Soccer in Italy is almost a religion. Being Italian is synonymous with being a soccer fan in Italy. Soccer seems to be everywhere, and every hotel lobby with a television screen has a soccer game turned on whenever Italian teams are competing. Last time I was in Italy I attended my first soccer game and it was a real experience.
Soccer began in Italy in 1898 when the first official soccer matches were held. These were regional games and there was no national championship event. In 1929 the first national championships were played in Italy and the Italian Football Federation ruled over the games. This was the beginning of the Serie A League.
Serie A is the top division of the Italian soccer leagues. Most consider Serie A the most elite and the best in the world. Beneath it are the other leagues including Serie B, Serie C1, Serie D and Eccelenza. The Serie A League consists of 20 teams. Each team must play all of the other teams twice, once in the home stadium and once in the opponent's stadium. A total of 38 games are played in a season which begins at the end of August and the last regular season game is played in May.
Currently, the top ranked teams are Juventus, Napoli and AC Milan at the time of press.
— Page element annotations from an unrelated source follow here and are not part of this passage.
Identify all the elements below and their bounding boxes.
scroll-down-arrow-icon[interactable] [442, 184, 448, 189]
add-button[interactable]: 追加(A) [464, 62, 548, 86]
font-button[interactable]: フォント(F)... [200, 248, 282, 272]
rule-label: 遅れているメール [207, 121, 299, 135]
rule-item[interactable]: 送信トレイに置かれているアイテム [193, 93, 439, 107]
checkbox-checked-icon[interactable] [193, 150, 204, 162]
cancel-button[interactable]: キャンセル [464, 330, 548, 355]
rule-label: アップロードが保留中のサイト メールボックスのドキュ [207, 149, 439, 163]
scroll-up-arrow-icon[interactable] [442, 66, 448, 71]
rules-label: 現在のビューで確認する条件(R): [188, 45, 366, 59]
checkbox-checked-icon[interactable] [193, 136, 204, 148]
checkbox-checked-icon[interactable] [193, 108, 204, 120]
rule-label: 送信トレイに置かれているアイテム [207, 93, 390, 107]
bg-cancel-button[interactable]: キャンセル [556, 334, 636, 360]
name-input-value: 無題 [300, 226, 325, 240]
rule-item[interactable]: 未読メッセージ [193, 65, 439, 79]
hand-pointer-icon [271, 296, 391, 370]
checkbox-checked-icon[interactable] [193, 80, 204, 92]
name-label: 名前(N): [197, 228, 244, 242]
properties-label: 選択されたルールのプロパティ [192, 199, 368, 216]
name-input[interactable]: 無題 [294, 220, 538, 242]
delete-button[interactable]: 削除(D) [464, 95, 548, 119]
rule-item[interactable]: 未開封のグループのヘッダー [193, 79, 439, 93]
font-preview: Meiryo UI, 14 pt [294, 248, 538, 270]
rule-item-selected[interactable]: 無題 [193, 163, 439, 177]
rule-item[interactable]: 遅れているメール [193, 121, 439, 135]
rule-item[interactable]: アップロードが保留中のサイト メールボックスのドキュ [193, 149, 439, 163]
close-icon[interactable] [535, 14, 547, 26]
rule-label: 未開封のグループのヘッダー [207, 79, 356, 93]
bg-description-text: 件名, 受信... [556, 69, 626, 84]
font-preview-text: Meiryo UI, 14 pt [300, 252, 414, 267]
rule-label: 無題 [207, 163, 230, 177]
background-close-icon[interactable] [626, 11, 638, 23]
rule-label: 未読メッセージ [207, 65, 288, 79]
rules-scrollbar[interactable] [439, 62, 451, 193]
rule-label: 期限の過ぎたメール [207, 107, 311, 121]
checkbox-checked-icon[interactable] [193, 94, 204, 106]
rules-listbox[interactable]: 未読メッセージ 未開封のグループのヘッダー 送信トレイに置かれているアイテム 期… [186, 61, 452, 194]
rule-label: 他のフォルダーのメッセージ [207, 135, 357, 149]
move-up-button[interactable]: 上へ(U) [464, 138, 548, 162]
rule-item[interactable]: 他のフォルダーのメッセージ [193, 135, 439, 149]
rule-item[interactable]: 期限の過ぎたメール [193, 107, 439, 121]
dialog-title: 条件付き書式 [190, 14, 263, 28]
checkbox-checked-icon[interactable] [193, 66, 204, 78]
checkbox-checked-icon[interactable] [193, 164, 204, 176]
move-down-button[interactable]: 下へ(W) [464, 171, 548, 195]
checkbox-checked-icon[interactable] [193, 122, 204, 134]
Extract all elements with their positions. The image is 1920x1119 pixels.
Torino's Juventus has the largest fan base in Italy as well as throughout the world, especially in countries with many Italian immigrants. Juventus has won more titles than any other Italian soccer club, and in its 2011-2012 season Juventus was unbeaten and in first place. Its stadium in Torino has a capacity of 41,000 spectators.
AC Milan is one of the most successful teams in the world, especially in the last 15 years. The team plays at San Siro Stadium, which was a gift from Milan President Piero Pirelli in 1926. At that time it held 35,000 spectators, but as of the latest remodeling in 2008, San Siro Stadium hold 80,018 fans, and is the largest soccer stadium in Italy, followed by Olimpico Stadium in Rome and San Polo Stadium in Naples.. The stadium is also used for concerts and some of the greatest artists have performed there, including Bob Marley, Bruce Springsteen and Madonna.
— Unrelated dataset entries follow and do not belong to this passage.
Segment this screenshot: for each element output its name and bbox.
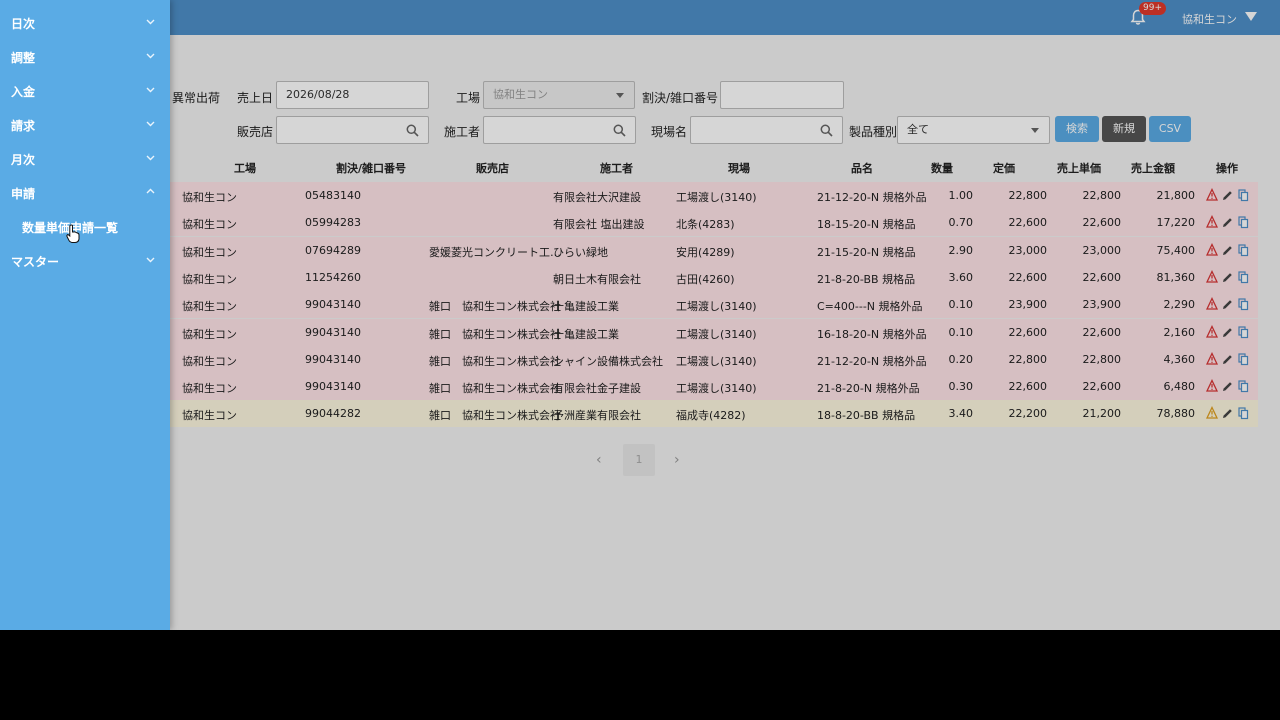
- sidebar-subitem-quantity-price-applications[interactable]: 数量単価申請一覧: [0, 212, 170, 242]
- sidebar-item-label: 日次: [11, 17, 36, 31]
- chevron-down-icon: [146, 87, 155, 93]
- hand-pointer-icon: [66, 224, 80, 243]
- sidebar-item-label: 調整: [11, 51, 36, 65]
- sidebar-item-monthly[interactable]: 月次: [0, 144, 170, 174]
- sidebar-item-billing[interactable]: 請求: [0, 110, 170, 140]
- sidebar-item-payment[interactable]: 入金: [0, 76, 170, 106]
- sidebar-nav: 日次 調整 入金 請求 月次 申請 数量単価申請一覧 マスター: [0, 0, 170, 630]
- sidebar-item-application[interactable]: 申請: [0, 178, 170, 208]
- chevron-up-icon: [146, 188, 155, 194]
- sidebar-item-daily[interactable]: 日次: [0, 8, 170, 38]
- chevron-down-icon: [146, 121, 155, 127]
- sidebar-item-label: 請求: [11, 119, 36, 133]
- sidebar-item-label: 月次: [11, 153, 36, 167]
- sidebar-item-label: 申請: [11, 187, 36, 201]
- chevron-down-icon: [146, 155, 155, 161]
- sidebar-item-adjust[interactable]: 調整: [0, 42, 170, 72]
- sidebar-item-master[interactable]: マスター: [0, 246, 170, 276]
- sidebar-item-label: 入金: [11, 85, 36, 99]
- sidebar-item-label: マスター: [11, 255, 60, 269]
- modal-backdrop[interactable]: [0, 0, 1280, 630]
- chevron-down-icon: [146, 257, 155, 263]
- app-window: 99+ 協和生コン 異常出荷 売上日 2026/08/28 工場 協和生コン 割…: [0, 0, 1280, 630]
- chevron-down-icon: [146, 53, 155, 59]
- chevron-down-icon: [146, 19, 155, 25]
Napoli is one of Italy's most loved teams with a very enthusiastic fan base and large crowds at every game. They plan in San Polo Stadium, which is the third largest stadium in Italy, having a capacity of 60,240 after renovations for the 1990 World Cup games.
Italian soccer fans are called tifosi and I got to experience firsthand what it is like to be part of that group. When I was in Siena I decided on a whim to attend a soccer game, after I heard all this noise and saw all these crowds behind my hotel. I inquired about the price of a ticket and was surprised that it was only eight euros so I bought one and went in. Siena was in Serie B at that time but in the next season it moved up to the elite Serie A. I found a seat in the bleachers and was surrounded by boisterous tifosi, both male and female.
It was nothing like an American football game because here in this relatively small stadium with a capacity of just over 15,000, fans cheered, booed, cursed and stomped their feet for every single play. They were yelling in Italian at the players and were completely involved the entire time. I loved it and found myself nodding in agreement and stomping my feet on the aluminum bleachers just like everyone else. The energy was electrifying. I loved the experience, despite not knowing anything about the team or the players. I could understand why this sport, called calcio in Italian, is such a big deal. Everyone should have this experience while traveling to Italy.
The ticket prices at the Serie A teams of course are more than eight euros but reasonable. For 30 or 40 euros you can get a ticket to what would be guaranteed an exciting event.